As we mark the first anniversary this week of the Dodd-Frank Wall Street Reform and Consumer Protection Act, what was already a weak bill is suffering a slow death by a thousand cuts.

The megabanks that owe their survival to the Troubled Asset Relief Program and extraordinary Federal Reserve measures are fighting any new regulation as if there had never been a financial crisis.

In fact, the banking industry has spent over $200 million lobbying against reform in the past year. Not that important members of Congress need much persuading. The new Republican chairman of the House Committee on Financial Services, Spencer Bachus, said last November, “My view is that Washington and the regulators are there to serve the banks.”

My own view hasn’t changed since I fought for real reform in the Senate last year.

If we learned nothing else from the financial meltdown of 2008, we should have learned that banks that are “too big to fail” are exactly that — too big. I said at the time that Dodd-Frank did not include the kind of tough laws that were passed by Congress in the midst of the Great Depression.

There was no real effort in the bill, as I had proposed, to put hard statutory limits on the size and complexity of our megabanks.

Instead, the Dodd-Frank legislation avoided tough standards and passed the buck to the regulators.

Efforts by regulators to require that megabanks maintain more capital have been weak.

The Basel Committee on Banking Supervision has proposed a 7 percent requirement for capital with a possible 2 percent to 3 percent megabank surcharge, but even that would not go fully into effect until 2019.

Instead of developing hard limits and pre-emptive measures to reduce the riskiness of megabanks, Dodd-Frank establishes a new “resolution authority” to shut down these behemoths without a taxpayer bailout.

Unfortunately, the prevailing view is that this authority is not credible.

What would be the effect on the markets if an institution the size and complexity of a Citigroup or JPMorgan Chase went down?
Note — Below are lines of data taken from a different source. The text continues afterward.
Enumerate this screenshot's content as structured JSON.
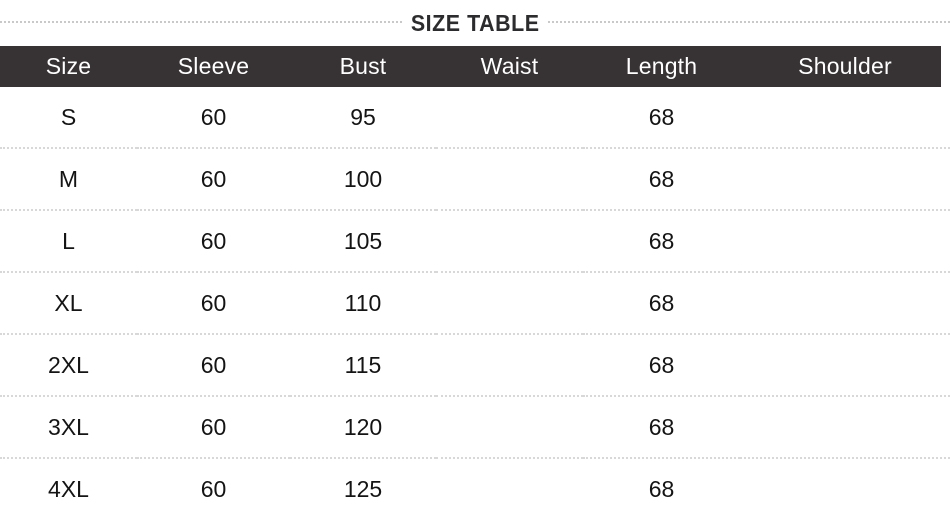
{
  "title": "SIZE TABLE",
  "table": {
    "columns": [
      "Size",
      "Sleeve",
      "Bust",
      "Waist",
      "Length",
      "Shoulder"
    ],
    "rows": [
      {
        "size": "S",
        "sleeve": "60",
        "bust": "95",
        "waist": "",
        "length": "68",
        "shoulder": ""
      },
      {
        "size": "M",
        "sleeve": "60",
        "bust": "100",
        "waist": "",
        "length": "68",
        "shoulder": ""
      },
      {
        "size": "L",
        "sleeve": "60",
        "bust": "105",
        "waist": "",
        "length": "68",
        "shoulder": ""
      },
      {
        "size": "XL",
        "sleeve": "60",
        "bust": "110",
        "waist": "",
        "length": "68",
        "shoulder": ""
      },
      {
        "size": "2XL",
        "sleeve": "60",
        "bust": "115",
        "waist": "",
        "length": "68",
        "shoulder": ""
      },
      {
        "size": "3XL",
        "sleeve": "60",
        "bust": "120",
        "waist": "",
        "length": "68",
        "shoulder": ""
      },
      {
        "size": "4XL",
        "sleeve": "60",
        "bust": "125",
        "waist": "",
        "length": "68",
        "shoulder": ""
      }
    ]
  },
  "colors": {
    "header_background": "#373335",
    "header_text": "#ffffff",
    "body_text": "#141414",
    "title_text": "#2c2c2e",
    "rule": "#c9c9c9",
    "row_separator": "#d8d8d8",
    "page_background": "#ffffff"
  }
}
This month, Standard and Poor’s said they believe that “systemically important financial institutions” could still receive government support.
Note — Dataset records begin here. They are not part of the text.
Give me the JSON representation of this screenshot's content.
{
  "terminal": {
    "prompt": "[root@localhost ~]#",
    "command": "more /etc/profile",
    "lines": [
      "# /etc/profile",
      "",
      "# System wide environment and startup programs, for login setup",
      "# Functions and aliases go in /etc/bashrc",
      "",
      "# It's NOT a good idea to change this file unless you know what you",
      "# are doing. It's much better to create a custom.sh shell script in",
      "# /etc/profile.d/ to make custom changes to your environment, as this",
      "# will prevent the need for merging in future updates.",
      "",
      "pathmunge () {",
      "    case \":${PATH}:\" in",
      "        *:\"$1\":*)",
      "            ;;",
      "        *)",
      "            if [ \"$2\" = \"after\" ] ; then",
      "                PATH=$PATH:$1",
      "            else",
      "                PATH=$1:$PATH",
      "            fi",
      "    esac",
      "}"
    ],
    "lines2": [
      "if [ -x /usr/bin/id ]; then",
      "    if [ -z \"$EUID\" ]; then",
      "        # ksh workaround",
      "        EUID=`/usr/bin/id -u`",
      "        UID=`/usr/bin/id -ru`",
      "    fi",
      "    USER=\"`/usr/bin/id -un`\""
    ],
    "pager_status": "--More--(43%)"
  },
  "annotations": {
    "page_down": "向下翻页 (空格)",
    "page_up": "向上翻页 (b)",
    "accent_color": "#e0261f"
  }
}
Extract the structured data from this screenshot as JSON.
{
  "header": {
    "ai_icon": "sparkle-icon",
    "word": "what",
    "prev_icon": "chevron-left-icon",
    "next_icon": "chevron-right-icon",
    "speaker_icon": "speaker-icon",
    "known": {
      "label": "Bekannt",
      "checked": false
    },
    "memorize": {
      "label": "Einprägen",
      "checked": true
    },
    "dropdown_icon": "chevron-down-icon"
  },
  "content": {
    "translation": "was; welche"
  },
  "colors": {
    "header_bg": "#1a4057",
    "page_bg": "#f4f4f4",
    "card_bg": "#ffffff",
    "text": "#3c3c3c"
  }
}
The best way to curb the risky activities of megabanks would have been to reinstate a new version of the Glass-Steagall Act.

From its enactment in 1933 until it was repealed in 1999, Glass-Steagall required that commercial banks, insured by the FDIC, be separate from investment banks and the risky investments those banks make. Instead, Dodd-Frank includes a proposal by former Federal Reserve Chairman Paul Volcker requiring banks to separate proprietary trading from commercial activities.
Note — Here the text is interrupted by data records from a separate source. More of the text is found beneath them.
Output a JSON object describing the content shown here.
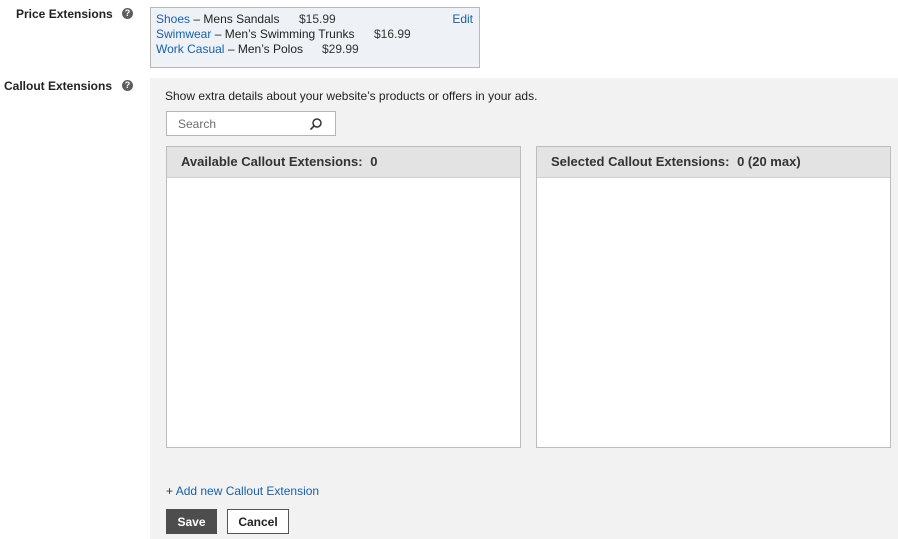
{
  "price_extensions": {
    "label": "Price Extensions",
    "help_icon": "question-circle-icon",
    "edit_label": "Edit",
    "items": [
      {
        "category": "Shoes",
        "separator": "–",
        "name": "Mens Sandals",
        "price": "$15.99"
      },
      {
        "category": "Swimwear",
        "separator": "–",
        "name": "Men’s Swimming Trunks",
        "price": "$16.99"
      },
      {
        "category": "Work Casual",
        "separator": "–",
        "name": "Men’s Polos",
        "price": "$29.99"
      }
    ]
  },
  "callout_extensions": {
    "label": "Callout Extensions",
    "help_icon": "question-circle-icon",
    "description": "Show extra details about your website’s products or offers in your ads.",
    "search": {
      "placeholder": "Search",
      "value": ""
    },
    "available": {
      "label": "Available Callout Extensions:",
      "count": "0"
    },
    "selected": {
      "label": "Selected Callout Extensions:",
      "count": "0 (20 max)"
    },
    "add_link": {
      "prefix": "+",
      "label": "Add new Callout Extension"
    },
    "save_label": "Save",
    "cancel_label": "Cancel"
  },
  "colors": {
    "link": "#1a5fa8",
    "panel_bg": "#f2f2f2",
    "price_box_bg": "#eef2f6",
    "save_button_bg": "#4d4d4d"
  }
}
Defining proprietary trading without creating giant loopholes is proving as difficult as some of us predicted.

No one questions the major role derivatives played in the financial meltdown.

The Commodity Futures Trading Commission was supposed to come up with regulations on derivatives by July 16.

The Commission recently announced that there would be a delay of six months or so.


Certainly because the task is complicated, but also because the Commission is dealing with a new Republican House of Representatives that believes Wall Street is already over-regulated.

The one part of Dodd-Frank that I thought would work was the Consumer Finance Protection Bureau. Most Americans identify the bureau with Elizabeth Warren, who as a special adviser to the president has been successfully organizing and staffing it.

Senate Republicans made it clear that, if nominated, she would never be confirmed as head of the CFPB. Last week, the president nominated Richard Cordray, former attorney general of Ohio, to become its director. But the future of the CFPB is still in limbo.

Senate Republicans say they will not confirm anyone unless the bureau first undergoes major structural changes. The bureau can make no new rules without a director.

So this is where we stand.

Just about any attempt to make sure we avert another, perhaps even more catastrophic, financial meltdown is under attack.

I can only hope that enough Americans make clear to their members of Congress, including Chairman Bachus, that Washington’s job is to serve the American people, not the Wall Street megabanks.